Another way to increase execution speed is lowering access latencies of fetching additional remote data. The EIRES framework achieves this goal by two means: prefetching and lazy evaluation [3]. Prefetching predicts which data is needed in a subsequent state based on the information available in a prior state. The prefetched data is locally cached. However, the predictions may not be correct and data must be requested again. Lazy evaluation moves the calculation of predicates to a subsequent state where the requested data arrives. Though data does not need to be fetched again, lazy evaluation leads to additional partial matches. The framework combines both approaches. Decisions on when to fetch which data are made based on utility estimations and monitoring of cache misses.

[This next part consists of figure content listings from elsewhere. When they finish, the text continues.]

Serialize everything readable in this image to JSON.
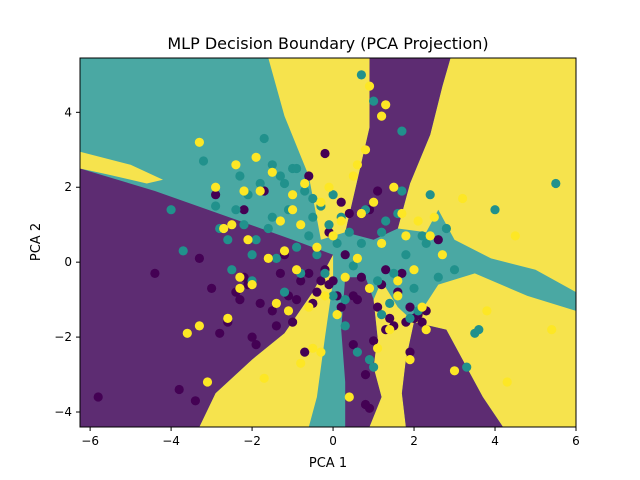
{
  "chart_data": {
    "type": "scatter",
    "title": "MLP Decision Boundary (PCA Projection)",
    "xlabel": "PCA 1",
    "ylabel": "PCA 2",
    "xlim": [
      -6.25,
      6.0
    ],
    "ylim": [
      -4.4,
      5.45
    ],
    "x_ticks": [
      -6,
      -4,
      -2,
      0,
      2,
      4,
      6
    ],
    "y_ticks": [
      -4,
      -2,
      0,
      2,
      4
    ],
    "x_tick_labels": [
      "−6",
      "−4",
      "−2",
      "0",
      "2",
      "4",
      "6"
    ],
    "y_tick_labels": [
      "−4",
      "−2",
      "0",
      "2",
      "4"
    ],
    "grid": false,
    "legend": "none",
    "colors": {
      "class_0": "#440154",
      "class_1": "#21918c",
      "class_2": "#fde725",
      "region_class_0": "#5d2c72",
      "region_class_1": "#4aa8a3",
      "region_class_2": "#f6e34d"
    },
    "decision_regions": {
      "description_source": "filled contour of classifier prediction",
      "background_class": 1,
      "regions": [
        {
          "class": 0,
          "polygon": [
            [
              -6.25,
              2.5
            ],
            [
              -4.4,
              1.9
            ],
            [
              -1.0,
              0.6
            ],
            [
              0.0,
              0.2
            ],
            [
              -0.5,
              -0.8
            ],
            [
              -1.2,
              -1.9
            ],
            [
              -2.0,
              -2.6
            ],
            [
              -2.9,
              -3.5
            ],
            [
              -3.3,
              -4.4
            ],
            [
              -6.25,
              -4.4
            ]
          ]
        },
        {
          "class": 2,
          "polygon": [
            [
              -2.9,
              -3.5
            ],
            [
              -2.0,
              -2.6
            ],
            [
              -1.2,
              -1.9
            ],
            [
              -0.5,
              -0.8
            ],
            [
              0.0,
              0.2
            ],
            [
              0.0,
              -0.5
            ],
            [
              -0.2,
              -2.0
            ],
            [
              -0.4,
              -3.6
            ],
            [
              -0.6,
              -4.4
            ],
            [
              -3.3,
              -4.4
            ]
          ]
        },
        {
          "class": 0,
          "polygon": [
            [
              0.3,
              -0.4
            ],
            [
              0.2,
              -1.8
            ],
            [
              0.3,
              -3.2
            ],
            [
              0.3,
              -4.4
            ],
            [
              0.9,
              -4.4
            ],
            [
              1.2,
              -3.6
            ],
            [
              1.0,
              -2.8
            ],
            [
              1.1,
              -2.0
            ],
            [
              1.0,
              -1.0
            ],
            [
              0.8,
              -0.4
            ]
          ]
        },
        {
          "class": 2,
          "polygon": [
            [
              0.9,
              -4.4
            ],
            [
              1.2,
              -3.6
            ],
            [
              1.0,
              -2.8
            ],
            [
              1.1,
              -2.0
            ],
            [
              1.0,
              -1.0
            ],
            [
              1.2,
              -0.5
            ],
            [
              1.6,
              -1.2
            ],
            [
              2.0,
              -1.6
            ],
            [
              1.8,
              -2.6
            ],
            [
              1.7,
              -3.5
            ],
            [
              1.8,
              -4.4
            ]
          ]
        },
        {
          "class": 0,
          "polygon": [
            [
              1.8,
              -4.4
            ],
            [
              1.7,
              -3.5
            ],
            [
              1.8,
              -2.6
            ],
            [
              2.0,
              -1.6
            ],
            [
              2.8,
              -1.8
            ],
            [
              3.3,
              -2.8
            ],
            [
              3.7,
              -3.6
            ],
            [
              4.2,
              -4.4
            ]
          ]
        },
        {
          "class": 2,
          "polygon": [
            [
              4.2,
              -4.4
            ],
            [
              3.7,
              -3.6
            ],
            [
              3.3,
              -2.8
            ],
            [
              2.8,
              -1.8
            ],
            [
              2.0,
              -1.6
            ],
            [
              2.6,
              -0.6
            ],
            [
              3.5,
              -0.3
            ],
            [
              4.8,
              -0.9
            ],
            [
              6.0,
              -1.3
            ],
            [
              6.0,
              -4.4
            ]
          ]
        },
        {
          "class": 2,
          "polygon": [
            [
              1.6,
              0.9
            ],
            [
              1.9,
              2.1
            ],
            [
              2.4,
              3.4
            ],
            [
              2.7,
              4.7
            ],
            [
              2.9,
              5.45
            ],
            [
              6.0,
              5.45
            ],
            [
              6.0,
              -0.8
            ],
            [
              5.0,
              -0.2
            ],
            [
              3.9,
              0.1
            ],
            [
              3.0,
              0.6
            ],
            [
              2.6,
              1.4
            ],
            [
              2.3,
              0.8
            ]
          ]
        },
        {
          "class": 0,
          "polygon": [
            [
              0.3,
              0.8
            ],
            [
              0.6,
              2.2
            ],
            [
              0.9,
              3.6
            ],
            [
              0.9,
              5.45
            ],
            [
              2.9,
              5.45
            ],
            [
              2.7,
              4.7
            ],
            [
              2.4,
              3.4
            ],
            [
              1.9,
              2.1
            ],
            [
              1.6,
              0.9
            ],
            [
              1.0,
              0.6
            ]
          ]
        },
        {
          "class": 2,
          "polygon": [
            [
              -0.3,
              0.6
            ],
            [
              -0.6,
              2.3
            ],
            [
              -1.2,
              3.9
            ],
            [
              -1.6,
              5.45
            ],
            [
              0.9,
              5.45
            ],
            [
              0.9,
              3.6
            ],
            [
              0.6,
              2.2
            ],
            [
              0.3,
              0.8
            ]
          ]
        },
        {
          "class": 2,
          "polygon": [
            [
              -6.25,
              2.95
            ],
            [
              -5.0,
              2.6
            ],
            [
              -4.2,
              2.2
            ],
            [
              -4.6,
              2.1
            ],
            [
              -5.6,
              2.35
            ],
            [
              -6.25,
              2.5
            ]
          ]
        }
      ]
    },
    "series": [
      {
        "class": 0,
        "x": [
          -5.8,
          -4.4,
          -3.8,
          -3.4,
          -3.3,
          -3.0,
          -2.9,
          -2.8,
          -2.6,
          -2.4,
          -2.3,
          -2.2,
          -2.1,
          -2.0,
          -1.9,
          -1.8,
          -1.6,
          -1.5,
          -1.4,
          -1.3,
          -1.2,
          -1.1,
          -1.0,
          -0.9,
          -0.8,
          -0.7,
          -0.6,
          -0.5,
          -0.4,
          -0.3,
          -0.2,
          -0.1,
          0.0,
          0.1,
          0.2,
          0.3,
          0.4,
          0.5,
          0.6,
          0.7,
          0.8,
          0.9,
          1.0,
          1.1,
          1.2,
          1.3,
          1.4,
          1.5,
          1.6,
          1.7,
          1.8,
          1.9,
          2.0,
          2.1,
          2.2,
          2.6,
          0.9,
          1.1,
          -0.2,
          -0.6,
          -1.7,
          -2.2,
          0.8,
          1.3,
          1.9,
          2.3,
          -0.1,
          0.2,
          0.5
        ],
        "y": [
          -3.6,
          -0.3,
          -3.4,
          -3.7,
          0.1,
          -0.7,
          1.8,
          -1.9,
          -1.6,
          -0.8,
          -1.0,
          -0.4,
          -0.6,
          -2.0,
          -2.2,
          -1.1,
          0.1,
          -1.3,
          -1.7,
          -0.3,
          0.2,
          -0.9,
          -1.6,
          -1.0,
          -0.5,
          -2.4,
          -0.3,
          -1.1,
          -0.8,
          -0.5,
          -0.2,
          -0.6,
          -0.5,
          -0.9,
          -1.2,
          0.2,
          1.3,
          -2.2,
          -1.0,
          -0.4,
          -3.0,
          -3.9,
          -2.1,
          -1.2,
          -0.6,
          -0.2,
          -1.5,
          -1.7,
          -0.8,
          -0.3,
          -1.6,
          -1.2,
          -1.5,
          -1.4,
          -1.6,
          0.6,
          1.4,
          1.9,
          2.9,
          2.3,
          1.9,
          1.4,
          -3.8,
          -1.8,
          -2.4,
          -1.3,
          0.8,
          1.6,
          -0.9
        ]
      },
      {
        "class": 1,
        "x": [
          -4.0,
          -3.7,
          -3.2,
          -2.9,
          -2.8,
          -2.6,
          -2.5,
          -2.4,
          -2.3,
          -2.2,
          -2.1,
          -2.0,
          -1.9,
          -1.8,
          -1.7,
          -1.6,
          -1.5,
          -1.4,
          -1.3,
          -1.2,
          -1.1,
          -1.0,
          -0.9,
          -0.8,
          -0.7,
          -0.6,
          -0.5,
          -0.4,
          -0.3,
          -0.2,
          -0.1,
          0.0,
          0.1,
          0.2,
          0.3,
          0.4,
          0.5,
          0.6,
          0.7,
          0.8,
          0.9,
          1.0,
          1.1,
          1.2,
          1.3,
          1.4,
          1.5,
          1.6,
          1.7,
          1.8,
          1.9,
          2.0,
          2.1,
          2.2,
          2.4,
          2.6,
          2.8,
          3.0,
          3.3,
          3.5,
          3.6,
          4.0,
          5.5,
          0.7,
          1.0,
          1.7,
          -1.5,
          -1.2,
          -0.5,
          0.3,
          1.2,
          2.3,
          -2.0,
          -0.9,
          0.0
        ],
        "y": [
          1.4,
          0.3,
          2.7,
          1.5,
          0.9,
          0.6,
          -0.2,
          1.4,
          2.3,
          1.0,
          1.8,
          0.2,
          0.6,
          2.1,
          3.3,
          0.9,
          1.2,
          0.1,
          2.3,
          -0.8,
          1.4,
          2.5,
          0.4,
          -0.3,
          1.9,
          0.7,
          1.2,
          0.2,
          1.5,
          -0.3,
          1.0,
          -0.9,
          0.5,
          1.2,
          -1.0,
          0.8,
          -0.1,
          -2.4,
          0.5,
          1.4,
          -2.6,
          -2.8,
          -0.5,
          0.8,
          1.1,
          -1.1,
          -0.3,
          1.3,
          1.9,
          0.2,
          -1.5,
          -0.7,
          -1.3,
          0.7,
          1.8,
          -0.4,
          0.9,
          -0.2,
          -2.8,
          -1.9,
          -1.8,
          1.4,
          2.1,
          5.0,
          4.3,
          3.5,
          2.6,
          2.1,
          1.7,
          -1.7,
          -1.4,
          0.5,
          -0.5,
          2.5,
          1.8
        ]
      },
      {
        "class": 2,
        "x": [
          -3.6,
          -3.3,
          -3.1,
          -2.9,
          -2.7,
          -2.6,
          -2.5,
          -2.4,
          -2.3,
          -2.2,
          -2.1,
          -2.0,
          -1.9,
          -1.8,
          -1.7,
          -1.6,
          -1.5,
          -1.4,
          -1.3,
          -1.2,
          -1.1,
          -1.0,
          -0.9,
          -0.8,
          -0.7,
          -0.6,
          -0.5,
          -0.4,
          -0.3,
          -0.2,
          -0.1,
          0.0,
          0.1,
          0.2,
          0.3,
          0.4,
          0.5,
          0.6,
          0.7,
          0.8,
          0.9,
          1.0,
          1.1,
          1.2,
          1.3,
          1.4,
          1.5,
          1.6,
          1.7,
          1.8,
          1.9,
          2.0,
          2.1,
          2.2,
          2.3,
          2.5,
          2.7,
          3.0,
          3.2,
          3.8,
          4.3,
          4.5,
          5.4,
          -3.3,
          -2.3,
          0.9,
          1.2,
          -0.8,
          -0.3,
          0.6,
          1.6,
          2.4,
          -1.0
        ],
        "y": [
          -1.9,
          3.2,
          -3.2,
          2.0,
          0.9,
          -1.5,
          1.0,
          2.6,
          -0.4,
          1.9,
          0.6,
          -0.6,
          2.8,
          1.9,
          -3.1,
          0.1,
          2.4,
          -1.1,
          1.1,
          0.3,
          -1.3,
          1.8,
          -0.2,
          1.0,
          2.1,
          -1.2,
          -2.3,
          0.4,
          1.6,
          -0.9,
          2.0,
          0.7,
          -1.4,
          1.1,
          -0.4,
          -3.6,
          2.3,
          0.1,
          1.3,
          3.0,
          -0.7,
          1.6,
          -2.3,
          0.5,
          4.2,
          -1.8,
          2.0,
          -0.5,
          1.3,
          0.7,
          -2.6,
          -0.2,
          1.1,
          -1.2,
          -1.8,
          1.2,
          0.2,
          -2.9,
          1.7,
          -1.3,
          -3.2,
          0.7,
          -1.8,
          -1.7,
          -0.7,
          4.7,
          3.9,
          -2.7,
          -2.4,
          2.6,
          -0.9,
          0.7,
          1.4
        ]
      }
    ]
  }
}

The third approach for increasing the efficiency of CEP is load shedding [4]. It aims to provide best-effort processing instead of accurate results when the CEP system is overloaded. Rather than slowing down the computation, only certain relevant matches are detected without increasing the response latency. The presented approach combines disregarding parts of the input, which is very beneficial for performance, and discarding partial results, which provides finer-grained filtering.

Conclusion

Analyzing events is a promising solution for many applications that make decisions or monitor systems in real-time. Complex event processing enables deriving sophisticated knowledge based on matching patterns of events from continuous event streams. As the execution of queries on event streams is computationally complex but time-critical, there are several approaches to reduce the response latencies of CEP systems. These approaches accomplish increasing performance by:

  1. distributing computation to multiple resources,
  2. lowering the time spent on waiting for additional remote data, and
  3. intelligently focusing on a subset of pattern matches in overload situations.

 

References

[1] Cagri Balkesen et al. "RIP: Run-based Intra-query Parallelism for Scalable Complex Event Processing". In: Proceedings of the International Conference on Distributed Event-Based Systems (DEBS). 2013

[2] Lukasz Golab and M. Tamer Özsu. "Issues in Data Stream Management". In: SIGMOD Record 32.2 (2003)

[3] Bo Zhao et al. "EIRES: Efficient Integration of Remote Data in Event Stream Processing". In: Proceedings of the International Conference on Management of Data (SIGMOD). 2021.

[4] Bo Zhao, Nguyen Quoc Viet Hung, and Matthias Weidlich. "Load Shedding for Complex Event Processing: Input-based and State-based Techniques". In: Proceedings of the International Conference on Data Engineering (ICDE). 2020.

Figure 1 is taken from Prof. Weidlich's presentation, which is available on Tele-Task.